To increase the quality of life for individuals diagnosed with sickle cell disease in California by ensuring expert, unbiased, and comprehensive care.” This mission is part of a broader vision of (1) a medical system which effectively addresses the unique needs of individuals with sickle cell disease and (2) patients who are empowered and equipped to advocate for themselves. Sickle Cell Disease Conference for the People intends to:
– Educate on the pathophysiology, complications, management, and FDA approved treatments for sickle cell disease; and
– Increase the knowledge of the audience on sickle cell disease and trait.
Moderator | Speakers
– Dr Keith Quirolo
Dr. Quirolo received his Bachelor of Science in Nursing at UC San Francisco in 1978, his MD degree from Case Western Reserve School of Medicine in 1981, he was board certified in Pediatrics after a residency at the then Children’s Hospital Oakland and finished a fellowship in Transfusion Medicine in the Laboratory Medicine Program at UCSF in 2002. Keith’s focus as a physician was the clinical care of children and adolescents who have sickle cell disease. He served as the Director of the Pediatric Sickle Cell Program at UCSF Benioff Children’s Hospital in Oakland for 20 years. He also has an interest in transfusion medicine, he served on the FDA Blood Advisory Committee for two years, he initiated and directed the Apheresis Program at UCSF Benioff Children’s Hospital for 17 years. He was active in the American Society for Apheresis as an Associate Editor for the society journal, The Journal of Clinical Apheresis, as well as their Apheresis Technical Manual. He has written review articles and chapters for journals and medical texts. He has been the coauthor on about 20 research papers.
– Pat L. Corley
In 1979 Pat became the Nurse Coordinator for one of ten newly found National Institutes of Health Sickle Cell Centers. She was Nurse Coordinator at LAC+USC for the Sickle Cell Disease Comprehensive Center for over three decades. Her many projects have included the “Unveil Sickle Cell” campaign, sitting on the NIH Focus Groups committee, the International Association of Sickle Cell Nurses and Professional Associates committee, and the Children’s Hospital of Los Angeles Group committee. Today, Pat is the recipient of the Elliott Vichinsky Health Care Provider Award, she lectures at numerous institutions, and partners with Cayenne Wellness Center and Axis Advocacy to improve the plight of persons living with sickle cell disease.
– Dr Carolyn Rowley
Dr. Carolyn Rowley is the Founder and Executive Director of Cayenne Wellness Center and Children’s Foundation (a non-profit organization dedicated to health and wellness). In her role as Executive Director, she specializes in nutrition (well known for her 3-4-4 nutritional program), health psychology and treating patients and their families with sickle cell disease.
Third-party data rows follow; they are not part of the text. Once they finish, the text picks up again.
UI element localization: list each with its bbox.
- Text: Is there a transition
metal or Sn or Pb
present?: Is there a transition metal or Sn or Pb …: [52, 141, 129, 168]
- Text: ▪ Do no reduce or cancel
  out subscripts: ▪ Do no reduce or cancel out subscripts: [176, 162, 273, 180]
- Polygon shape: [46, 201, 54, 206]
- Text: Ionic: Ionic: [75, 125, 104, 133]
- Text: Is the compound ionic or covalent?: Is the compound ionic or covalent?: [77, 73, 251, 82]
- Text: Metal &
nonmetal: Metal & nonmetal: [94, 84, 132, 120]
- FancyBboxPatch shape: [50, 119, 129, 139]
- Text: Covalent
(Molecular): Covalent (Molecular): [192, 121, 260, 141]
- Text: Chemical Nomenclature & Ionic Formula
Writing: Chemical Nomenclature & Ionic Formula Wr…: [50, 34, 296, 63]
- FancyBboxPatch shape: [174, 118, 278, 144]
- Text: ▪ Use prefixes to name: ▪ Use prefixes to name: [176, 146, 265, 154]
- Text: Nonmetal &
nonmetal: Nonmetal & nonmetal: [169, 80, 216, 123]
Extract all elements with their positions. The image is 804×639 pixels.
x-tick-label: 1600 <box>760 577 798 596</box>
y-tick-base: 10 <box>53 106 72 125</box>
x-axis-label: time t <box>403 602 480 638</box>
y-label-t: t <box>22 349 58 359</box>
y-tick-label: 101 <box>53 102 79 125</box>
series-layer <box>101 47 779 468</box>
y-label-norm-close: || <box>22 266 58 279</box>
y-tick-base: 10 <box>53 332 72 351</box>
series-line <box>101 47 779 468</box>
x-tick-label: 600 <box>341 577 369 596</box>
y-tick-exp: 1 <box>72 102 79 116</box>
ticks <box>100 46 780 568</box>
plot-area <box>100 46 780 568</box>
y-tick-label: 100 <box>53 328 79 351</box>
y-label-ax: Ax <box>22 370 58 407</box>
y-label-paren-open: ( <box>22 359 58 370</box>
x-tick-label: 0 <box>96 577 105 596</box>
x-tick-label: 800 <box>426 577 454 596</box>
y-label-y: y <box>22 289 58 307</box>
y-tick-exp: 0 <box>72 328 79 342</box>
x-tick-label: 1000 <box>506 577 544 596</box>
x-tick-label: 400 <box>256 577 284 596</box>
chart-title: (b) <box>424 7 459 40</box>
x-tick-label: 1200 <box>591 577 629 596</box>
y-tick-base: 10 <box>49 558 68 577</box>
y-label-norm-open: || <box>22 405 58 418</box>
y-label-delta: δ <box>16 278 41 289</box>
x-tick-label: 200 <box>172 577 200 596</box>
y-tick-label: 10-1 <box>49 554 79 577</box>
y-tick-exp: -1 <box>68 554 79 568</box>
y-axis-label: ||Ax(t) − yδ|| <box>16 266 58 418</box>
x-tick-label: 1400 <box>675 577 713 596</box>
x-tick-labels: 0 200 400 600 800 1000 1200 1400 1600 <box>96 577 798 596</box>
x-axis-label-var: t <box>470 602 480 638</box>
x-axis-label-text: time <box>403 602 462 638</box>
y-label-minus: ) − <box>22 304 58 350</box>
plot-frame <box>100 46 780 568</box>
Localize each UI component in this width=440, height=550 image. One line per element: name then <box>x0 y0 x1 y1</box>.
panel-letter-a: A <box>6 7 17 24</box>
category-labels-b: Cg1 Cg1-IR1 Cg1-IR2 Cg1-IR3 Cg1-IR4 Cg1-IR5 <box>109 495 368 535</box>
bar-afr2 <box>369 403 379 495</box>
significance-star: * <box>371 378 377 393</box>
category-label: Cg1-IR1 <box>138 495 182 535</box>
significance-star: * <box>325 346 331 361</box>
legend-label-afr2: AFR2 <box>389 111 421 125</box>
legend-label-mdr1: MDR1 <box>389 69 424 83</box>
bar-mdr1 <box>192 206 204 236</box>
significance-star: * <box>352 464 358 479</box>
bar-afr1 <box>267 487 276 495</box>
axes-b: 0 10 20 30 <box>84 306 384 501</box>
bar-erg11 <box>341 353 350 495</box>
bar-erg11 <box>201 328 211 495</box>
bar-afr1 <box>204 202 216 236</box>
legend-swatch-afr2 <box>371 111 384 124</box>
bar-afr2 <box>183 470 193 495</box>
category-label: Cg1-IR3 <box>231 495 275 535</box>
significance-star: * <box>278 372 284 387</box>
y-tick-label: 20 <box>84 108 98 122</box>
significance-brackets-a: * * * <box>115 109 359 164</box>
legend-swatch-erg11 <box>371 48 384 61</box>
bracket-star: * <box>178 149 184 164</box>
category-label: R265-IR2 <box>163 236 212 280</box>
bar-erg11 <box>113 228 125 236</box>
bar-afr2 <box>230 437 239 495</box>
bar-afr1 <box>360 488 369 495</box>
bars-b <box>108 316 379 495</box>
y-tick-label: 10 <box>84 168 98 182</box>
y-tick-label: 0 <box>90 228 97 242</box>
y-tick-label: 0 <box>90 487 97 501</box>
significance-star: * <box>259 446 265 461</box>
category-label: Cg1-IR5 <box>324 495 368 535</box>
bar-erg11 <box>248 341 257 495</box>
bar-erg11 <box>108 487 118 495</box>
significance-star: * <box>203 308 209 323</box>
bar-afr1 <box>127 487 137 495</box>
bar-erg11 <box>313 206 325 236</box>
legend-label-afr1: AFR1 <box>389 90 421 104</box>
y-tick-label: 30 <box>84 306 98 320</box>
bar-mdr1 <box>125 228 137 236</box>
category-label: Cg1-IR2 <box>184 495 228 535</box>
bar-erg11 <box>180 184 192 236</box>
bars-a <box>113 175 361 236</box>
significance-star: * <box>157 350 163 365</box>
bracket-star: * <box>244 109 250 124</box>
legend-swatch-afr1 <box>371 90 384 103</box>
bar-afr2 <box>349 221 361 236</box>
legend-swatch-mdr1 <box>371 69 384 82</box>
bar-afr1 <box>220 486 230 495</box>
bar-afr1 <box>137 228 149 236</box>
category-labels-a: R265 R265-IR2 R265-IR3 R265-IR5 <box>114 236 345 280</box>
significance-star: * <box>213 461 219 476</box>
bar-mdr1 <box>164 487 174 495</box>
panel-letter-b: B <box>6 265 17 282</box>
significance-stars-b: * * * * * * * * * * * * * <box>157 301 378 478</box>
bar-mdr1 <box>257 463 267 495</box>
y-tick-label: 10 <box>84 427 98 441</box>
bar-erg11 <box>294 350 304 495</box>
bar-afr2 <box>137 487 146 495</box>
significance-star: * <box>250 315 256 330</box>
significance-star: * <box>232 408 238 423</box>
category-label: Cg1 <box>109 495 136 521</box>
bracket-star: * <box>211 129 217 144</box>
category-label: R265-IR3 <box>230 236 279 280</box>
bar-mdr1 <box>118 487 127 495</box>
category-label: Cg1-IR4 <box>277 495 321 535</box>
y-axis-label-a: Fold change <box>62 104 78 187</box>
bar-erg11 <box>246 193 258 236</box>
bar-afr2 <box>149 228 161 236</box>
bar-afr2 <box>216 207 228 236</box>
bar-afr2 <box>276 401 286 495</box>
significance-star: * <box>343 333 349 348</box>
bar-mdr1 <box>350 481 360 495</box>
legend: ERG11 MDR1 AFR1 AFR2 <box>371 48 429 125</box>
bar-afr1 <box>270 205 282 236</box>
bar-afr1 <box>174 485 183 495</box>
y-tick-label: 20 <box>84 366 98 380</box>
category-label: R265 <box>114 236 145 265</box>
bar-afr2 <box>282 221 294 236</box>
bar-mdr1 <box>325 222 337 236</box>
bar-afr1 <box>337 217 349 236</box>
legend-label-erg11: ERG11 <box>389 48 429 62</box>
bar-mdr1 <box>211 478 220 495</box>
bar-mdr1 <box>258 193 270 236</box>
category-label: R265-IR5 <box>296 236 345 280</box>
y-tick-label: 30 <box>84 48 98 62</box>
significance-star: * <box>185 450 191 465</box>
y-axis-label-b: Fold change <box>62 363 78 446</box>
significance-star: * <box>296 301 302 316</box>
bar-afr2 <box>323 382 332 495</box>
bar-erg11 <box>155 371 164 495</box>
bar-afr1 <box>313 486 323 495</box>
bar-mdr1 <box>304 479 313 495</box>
She also began another non-profit organization in 2005, as a result of her missionary experience to Kenya, East Africa (The Machao Orphanage Foundation). Twelve years ago, Dr. Rowley responded to an immediate need – to house the original 13 children and many that were on the waiting list. Her first strategic plan: Strategic Plan I: Foundation, afforded her the vision to build the dorms, latrines and other buildings (2009); to provide clean water (2010); to put in solar panels (2011); to provide food by building a green-house and chicken coop (2012); and to put in solar irrigation (2014-2016). Her second strategic plan: Strategic Plan 2: Impact, has led her to strategically take care of more orphans and have the orphanage be sustainable and economically self-reliant by the year 2020. Dr. Rowley holds a Bachelor’s and Master’s degree in Psychology from Loyola Marymount University, a Ph.D. from Southern Illinois University at Carbondale, and a nutrition certificate from Trinity College.
– Coretta Jenerette
Coretta Jenerette is a Professor and the Associate Dean for Diversity, Equity, and Inclusivity in the College of Nursing at the University of South Carolina. She earned a Ph.D. and MSN in nursing from the University of South Carolina and her BSN from Clemson University. She completed post-doctoral fellowships at Yale University and The University of North Carolina at Chapel Hill. She has an internationally recognized research program focused on enhancing self and family management of sickle cell disease. She was drawn to this research due to the disparities and inequities in the care fueled by social determinants of health, particularly pain management, she witnessed as a staff nurse.